Wir tanzen wie Madonna. Zwei Madonnas im Zimmer, zwei im Spiegel. Okay, jetzt können wir los. Ich schlüpf mit meinen nackten Armen in die kühle Daunenjacke, das fühlt sich komisch an und neu. In der Garage haben wir die Besen geparkt. Wir reiten auf unseren Hexenbesen durch das dunkle Dorf, zum Partykeller vom CVJM. Die ganzen katholischen Kinder stehen rum, haben Salzstangen und Coladosen in den Händen und reden, immer zu dritt. Thriller kommt ganz laut, aber alle sind so: ich hab Wichtigeres zu tun als Tanzen. Die Franka kennt jemanden, aber der kommt erst später.
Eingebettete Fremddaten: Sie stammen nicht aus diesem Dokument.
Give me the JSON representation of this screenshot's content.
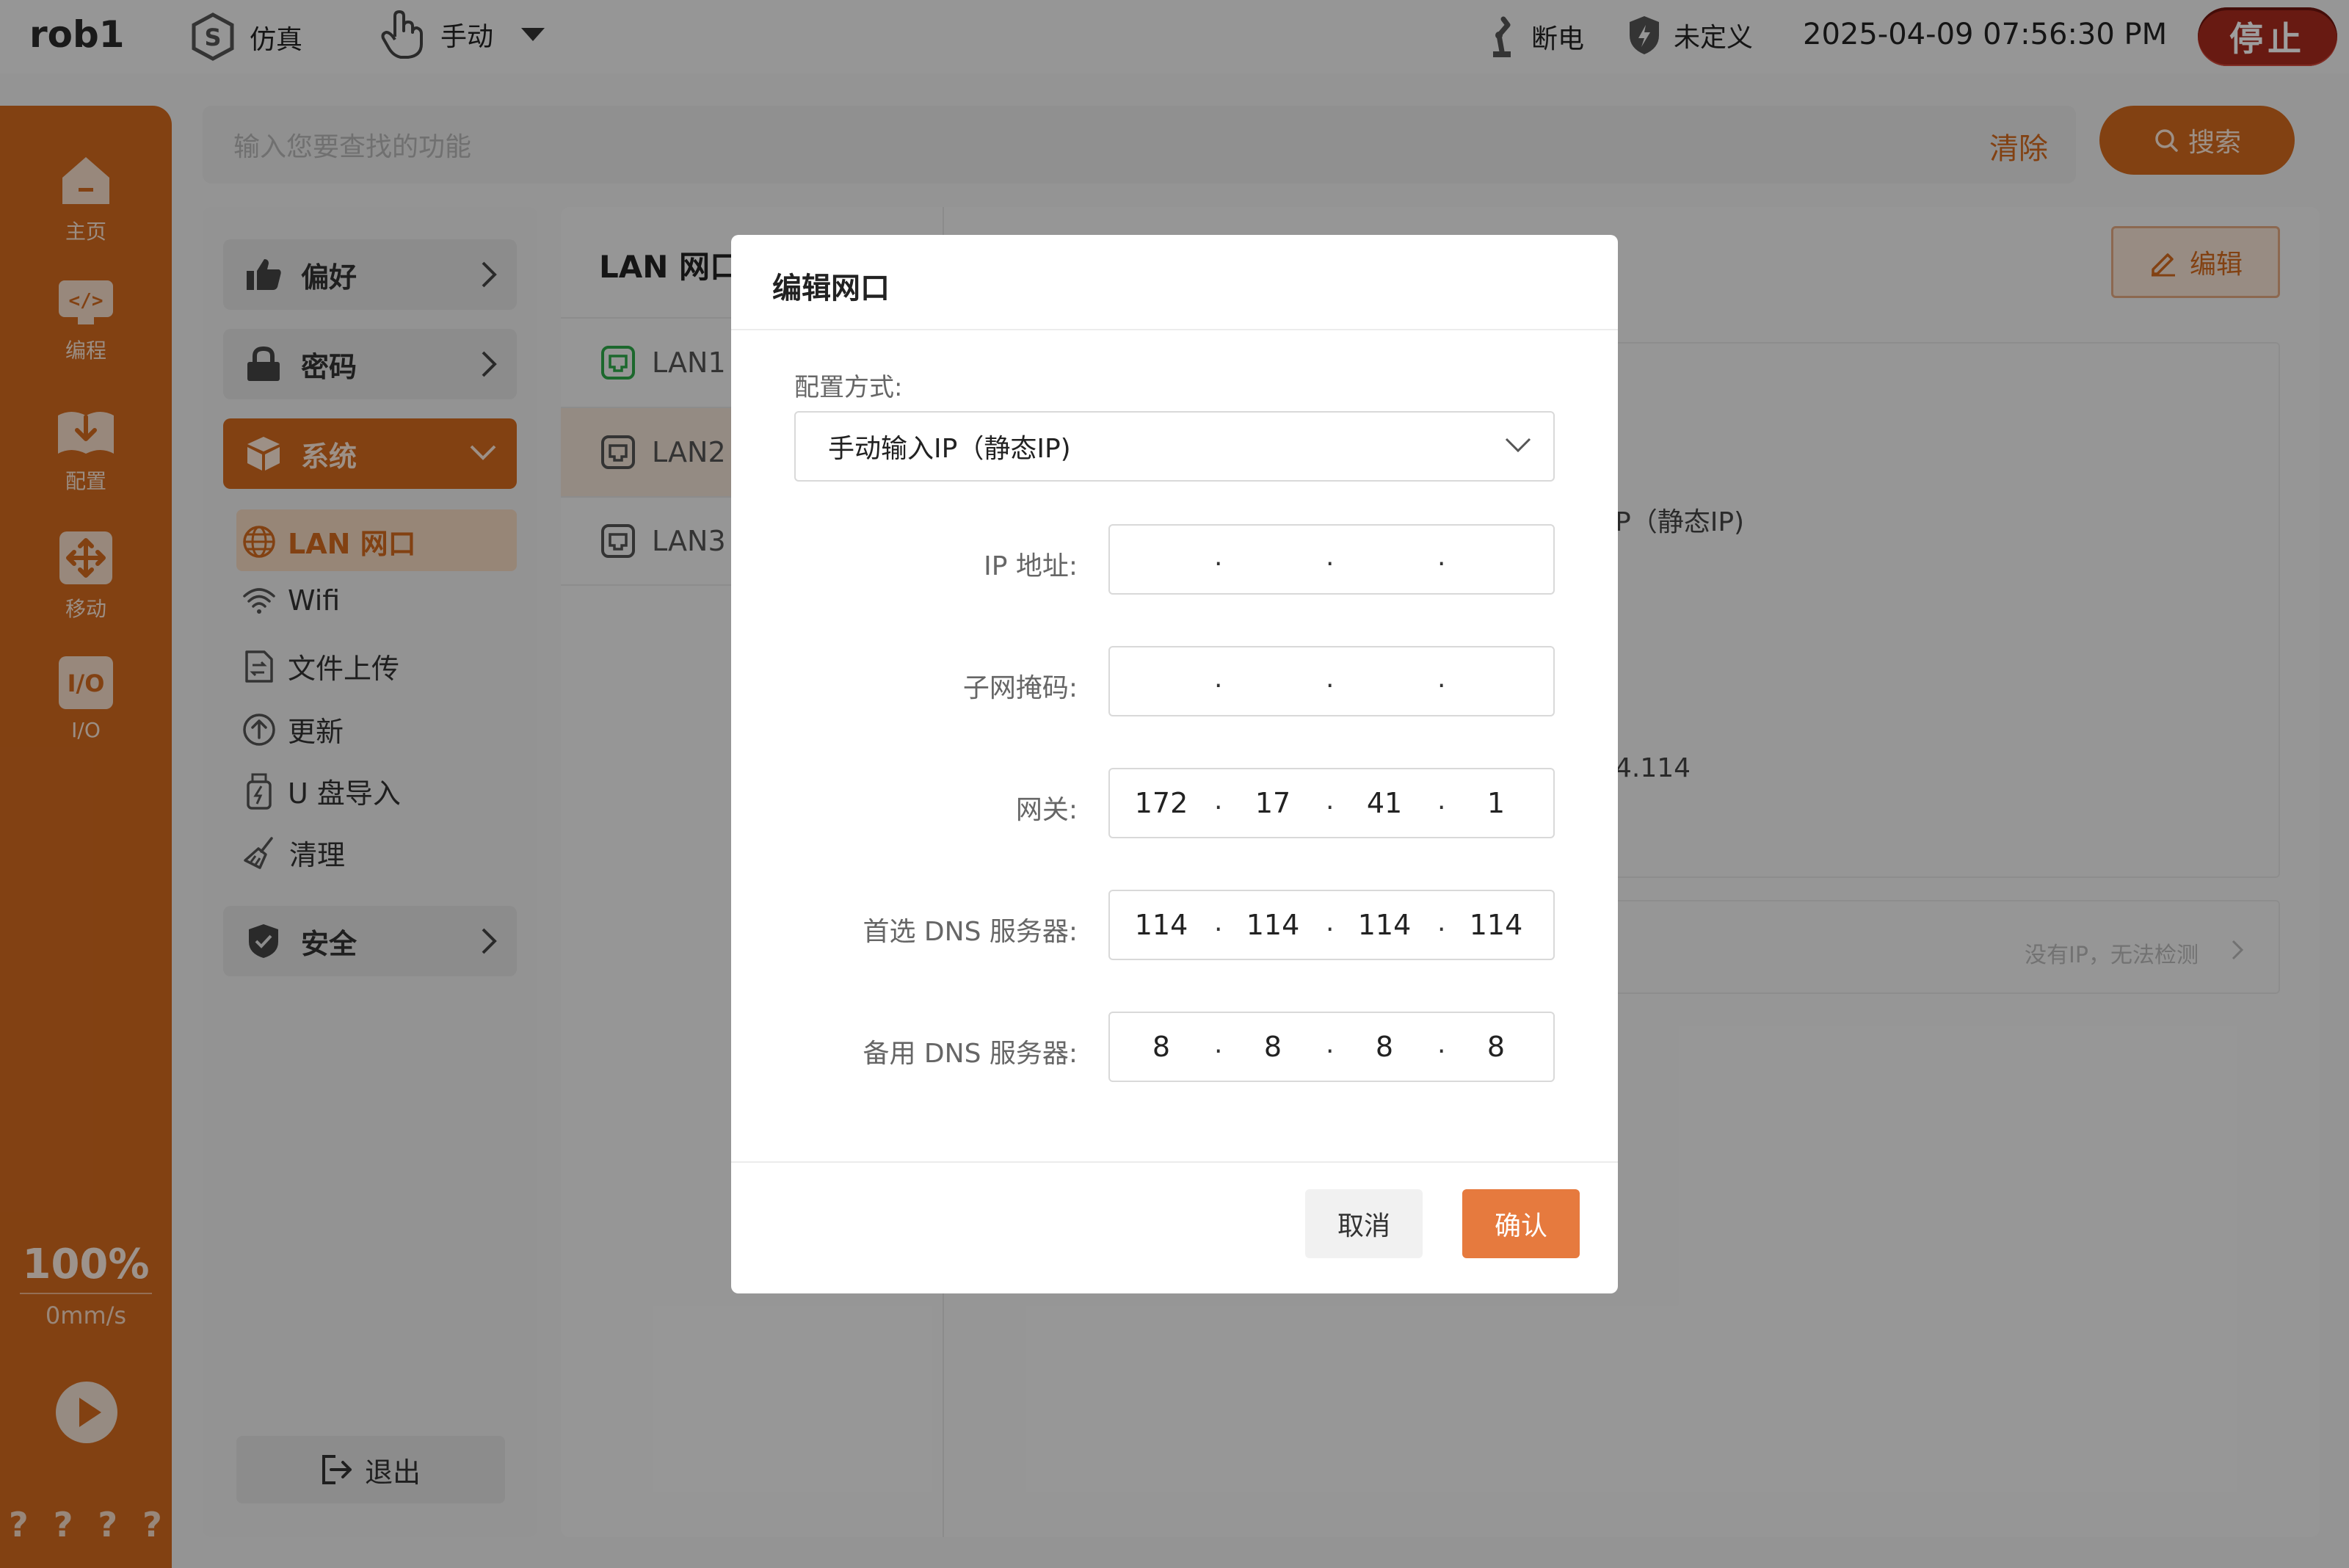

Ich kenn auch jemanden, vom Sehen, den da in der Ecke, den von der Bushaltestelle. "Hallo. Na?" Vielleicht erkennt der mich nicht. "Wir sind Hexen!" – "Ihr seid Nutten." – "Aber..." Ich halt ihm meinen Besen hin. "Weil Eure Mutter eine Nutte ist – hat mein Vater gesagt!" – Ich erzähl alles der Franka: "...hat sein Vater gesagt!". Sie legt den Arm um mich, schiebt mich vor sich her, zum Eingang, wieder raus aus dem CVJM. Auf dem Rückweg reiten wir nicht, wir gehen zu Fuß und ziehen die Besen hinter uns her. Zuhause machen wir den Fernseher an. Kölle allaf – das können wir auch. Wir marschieren mit durchgedrückten Knien, winken wie Funkenmariechen-Roboter und zeigen alle Zähne – fest zusammenbeißen! Wir knicken vor Kichern nach vorne, marschieren weiter, knicken wieder. Tä-täää, Tä-täää, Tä-täää!"